Profits for bigger banks expect to trump those of smaller lenders in H2

Tracy Li
Better asset quality and improved net interest margins will help achieve better performance
Tracy Li

China’s largest banks achieved higher profits and performed better overall than smaller lenders in the first half of the year, and experts say this trend will continue.

The four biggest state-owned banks enjoyed an overall net profit of 503.6 billion yuan (US$ 76.8billion) due to their better asset quality. Their  non-performing loan ratio also fell by the end of last year, with the Agriculture Bank of China recording the biggest drop of 19 basis points.

Their average NPL ratio declined to 1.66 percent, below the whole sector’s level of 1.74 percent, according to data released last month by the China Banking Regulatory Commission, the country's banking regulator.

The big four banks also benefited from improved net interest margins than their smaller counterparts. NIM — a key metric of banks' profitability — measures the difference between interest paid and interest received, adjusted relative to the amount of interest-generating assets.

Bank of China enjoyed a 8 basis point quarterly growth in NIM as of the end of June, with the remaining three state-owned banks all posting a 4 basis point growth over the first quarter.

Most of the eight joint stock commercial banks posted a lackluster performance compared with their state-owned rivals in the first half, affected by the de-leveraging campaign.

China Merchants Bank's net profit grew by double digits to 39.2 billion, while Huaxia Bank posted just 0.1 percent year-on-year growth.

The average NPL ratio for the mid-sized lenders stood at 1.72 percent, with Shanghai Pudong Development Bank having the highest at 2.09 percent.

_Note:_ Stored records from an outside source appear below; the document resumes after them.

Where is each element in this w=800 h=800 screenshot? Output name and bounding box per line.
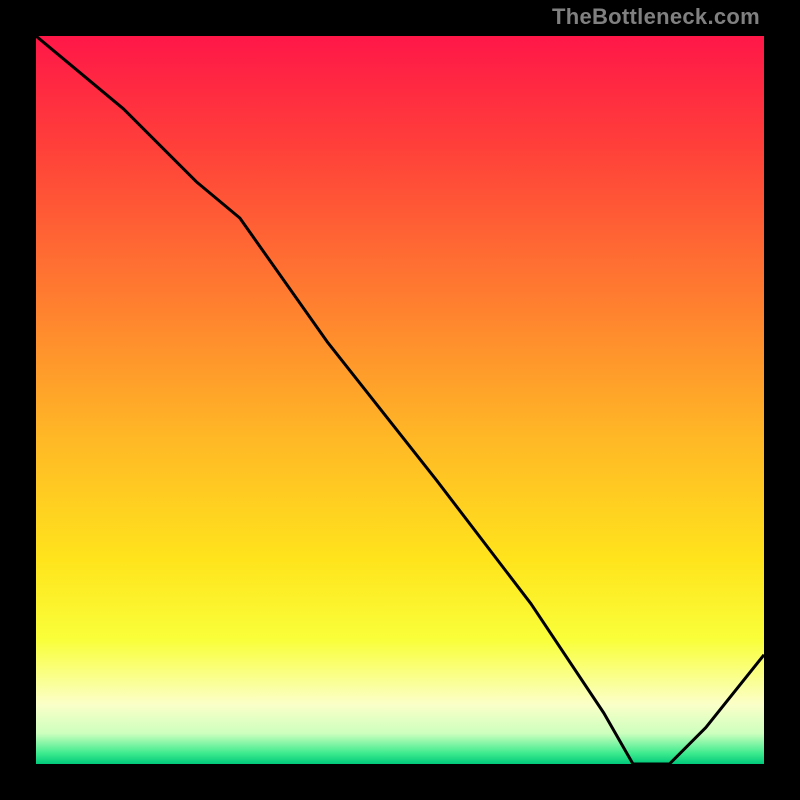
attribution-text: TheBottleneck.com (552, 6, 760, 28)
plot-area (36, 36, 764, 764)
bottleneck-curve (36, 36, 764, 764)
chart-svg (36, 36, 764, 764)
chart-frame: TheBottleneck.com (0, 0, 800, 800)
gradient-background (36, 36, 764, 764)
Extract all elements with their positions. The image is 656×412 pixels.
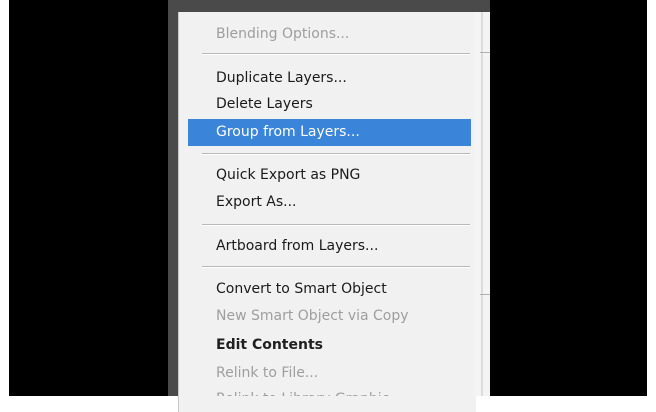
menu-edge-divider: [481, 12, 483, 396]
edge-tick: [480, 52, 490, 53]
menu-item-blending-options: Blending Options...: [216, 26, 350, 42]
menu-item-artboard-from-layers[interactable]: Artboard from Layers...: [216, 234, 456, 258]
menu-item-duplicate-layers[interactable]: Duplicate Layers...: [216, 66, 456, 90]
menu-item-new-smart-object-via-copy: New Smart Object via Copy: [216, 308, 409, 324]
menu-separator: [202, 53, 470, 55]
menu-item-export-as[interactable]: Export As...: [216, 190, 456, 214]
edge-tick: [480, 294, 490, 295]
menu-item-convert-to-smart-object[interactable]: Convert to Smart Object: [216, 277, 456, 301]
menu-item-delete-layers[interactable]: Delete Layers: [216, 92, 456, 116]
menu-separator: [202, 153, 470, 155]
menu-item-relink-to-file: Relink to File...: [216, 365, 319, 381]
menu-separator: [202, 224, 470, 226]
menu-separator: [202, 266, 470, 268]
menu-item-quick-export-png[interactable]: Quick Export as PNG: [216, 163, 456, 187]
menu-item-group-from-layers[interactable]: Group from Layers...: [216, 120, 456, 144]
menu-item-edit-contents[interactable]: Edit Contents: [216, 333, 456, 357]
menu-item-relink-to-library-graphic: Relink to Library Graphic...: [216, 388, 456, 396]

Overall, the joint-stock banks saw their NIM fall by 2 basis points quarter on quarter. Huaxia Bank saw the sharpest quarter-on-quarter drop of NIM by 20 basis points, followed by Pingan Bank's 15 basis points, while the NIM for China Minsheng Bank and Industrial Bank was flat at 1.4 percent in the first quarter. Only SPDB and CMB saw a quarterly rise of their NIM by 10 and 1 basis points respectively.

Quite unlike their previous performance, some joint-equity players recorded a lower NIM than the biggest lenders by the end of June, said Sophie Jiang, Nomura's head of China and Hong Kong Banks Research.

The growth rate of assets and net profit of the mid-sized commercial lenders was slower than that of the big four banks in the first half.

The divergence has surfaced in the banking sector in the first half, with a clear disparity seen in the banks’ growth quality and NIM. This trend might continue if the regulators take further action in the second half, Jiang noted.

Financial deleveraging may weigh on banks’ short-term profitability, but the stability of the financial system will be strengthenedin the long run, Jiang said.